2019-09-01 // 12:14 Uhr // Heilbronn // Von Bärbel Kistner

Arbeiten auf Wolke sieben? Umgeben von Bergen an Aufgaben, häufig unter Zeitdruck und mit dem Wissen, dass am 6. Oktober alles vorbei ist? Willkommen im Buga-Team! Rund 60 Mitarbeiterinnen und Mitarbeiter haben dafür gesorgt – und tun es noch – dass die Bundesgartenschau läuft. Viele von ihnen arbeiten hinter den Kulissen, in der Geschäftsstelle an der Edisonstraße – und schaffen es nur selten aufs Gelände.

„Zeit für die Buga habe ich nur in meiner Freizeit“, sagt Sylvia Wiesner aus der Finanzabteilung, „ein total spannender Job“. Noch 36 Tage dauert die Schau, und sie ist „erschrocken, was sie noch nicht gesehen hat“, zum Beispiel den Landfrauengarten im Inzwischenland.
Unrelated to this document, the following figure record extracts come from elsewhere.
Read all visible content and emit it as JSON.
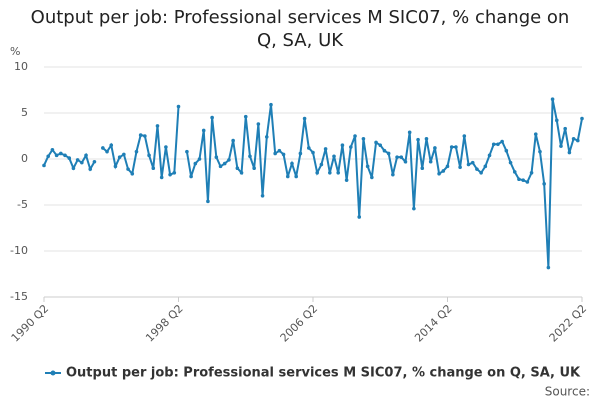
{
  "chart_data": {
    "type": "line",
    "title": "Output per job: Professional services M SIC07, % change on Q, SA, UK",
    "y_label": "%",
    "source": "Source:",
    "categories": [
      "1990 Q2",
      null,
      null,
      null,
      null,
      null,
      null,
      null,
      null,
      null,
      null,
      null,
      null,
      null,
      null,
      null,
      null,
      null,
      null,
      null,
      null,
      null,
      null,
      null,
      null,
      null,
      null,
      null,
      null,
      null,
      null,
      null,
      "1998 Q2",
      null,
      null,
      null,
      null,
      null,
      null,
      null,
      null,
      null,
      null,
      null,
      null,
      null,
      null,
      null,
      null,
      null,
      null,
      null,
      null,
      null,
      null,
      null,
      null,
      null,
      null,
      null,
      null,
      null,
      null,
      null,
      "2006 Q2",
      null,
      null,
      null,
      null,
      null,
      null,
      null,
      null,
      null,
      null,
      null,
      null,
      null,
      null,
      null,
      null,
      null,
      null,
      null,
      null,
      null,
      null,
      null,
      null,
      null,
      null,
      null,
      null,
      null,
      null,
      null,
      "2014 Q2",
      null,
      null,
      null,
      null,
      null,
      null,
      null,
      null,
      null,
      null,
      null,
      null,
      null,
      null,
      null,
      null,
      null,
      null,
      null,
      null,
      null,
      null,
      null,
      null,
      null,
      null,
      null,
      null,
      null,
      null,
      null,
      "2022 Q2"
    ],
    "series": [
      {
        "name": "Output per job: Professional services M SIC07, % change on Q, SA, UK",
        "color": "#1f7fb6",
        "values": [
          -0.7,
          0.3,
          1.0,
          0.4,
          0.6,
          0.4,
          0.1,
          -1.0,
          -0.1,
          -0.4,
          0.4,
          -1.1,
          -0.3,
          null,
          1.2,
          0.8,
          1.5,
          -0.8,
          0.2,
          0.5,
          -1.1,
          -1.6,
          0.8,
          2.6,
          2.5,
          0.4,
          -1.0,
          3.6,
          -2.0,
          1.3,
          -1.7,
          -1.5,
          5.7,
          null,
          0.8,
          -1.9,
          -0.5,
          0.0,
          3.1,
          -4.6,
          4.5,
          0.2,
          -0.8,
          -0.5,
          -0.1,
          2.0,
          -1.0,
          -1.5,
          4.6,
          0.3,
          -1.0,
          3.8,
          -4.0,
          2.4,
          5.9,
          0.6,
          0.9,
          0.5,
          -1.9,
          -0.5,
          -1.9,
          0.6,
          4.4,
          1.2,
          0.7,
          -1.5,
          -0.6,
          1.1,
          -1.5,
          0.3,
          -1.5,
          1.5,
          -2.3,
          1.3,
          2.5,
          -6.3,
          2.2,
          -0.8,
          -2.0,
          1.8,
          1.5,
          0.9,
          0.6,
          -1.7,
          0.2,
          0.2,
          -0.3,
          2.9,
          -5.4,
          2.1,
          -1.0,
          2.2,
          -0.3,
          1.2,
          -1.6,
          -1.3,
          -0.8,
          1.3,
          1.3,
          -0.9,
          2.5,
          -0.6,
          -0.4,
          -1.1,
          -1.5,
          -0.8,
          0.4,
          1.6,
          1.6,
          1.9,
          0.9,
          -0.4,
          -1.4,
          -2.2,
          -2.3,
          -2.5,
          -1.5,
          2.7,
          0.8,
          -2.7,
          -11.8,
          6.5,
          4.2,
          1.4,
          3.3,
          0.7,
          2.2,
          2.0,
          4.4
        ]
      }
    ],
    "ylim": [
      -15,
      10
    ],
    "yticks": [
      -15,
      -10,
      -5,
      0,
      5,
      10
    ],
    "grid": true
  }
}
Wir-Gefühl der Buga-Familie

Velia Fischer aus der Veranstaltungsabteilung kennt das Areal bestens und ist jeden Tag von Neuem begeistert von ihrem Ausbildungsplatz. Ich gehe sehr gerne arbeiten“, sagt die 20-Jährige, auch wenn es mal zehn Tage am Stück sind. „Das Wir-Gefühl ist toll, wir sind wie eine Familie.“ Das schätzt auch Mireille Zipf vom Empfang. Langsam stellt sich die Wehmut: „Wie wird es ohne Buga sein?“

Svenja Bähker aus der Grafikabteilung hat nach wie vor so viel zu tun, dass für Kummer keine Zeit war. Die verbleibenden Tage will sie nutzen, um vor allem keine Blumenschau mehr zu verpassen. In Ruhe an einem Sommertag das Gelände genießen, das steht bei Ilona Weickum von der Stadtausstellung noch auf dem Programm. Nicht in festgefahrenen Strukturen zu arbeiten, das hat für sie die Buga zum Traumjob gemacht. Julia Probst, die das Ticketing mit verantwortet, ist begeistert, dass bei der Buga so viele junge Mitarbeiter eine Chance bekommen haben, sich zu beweisen.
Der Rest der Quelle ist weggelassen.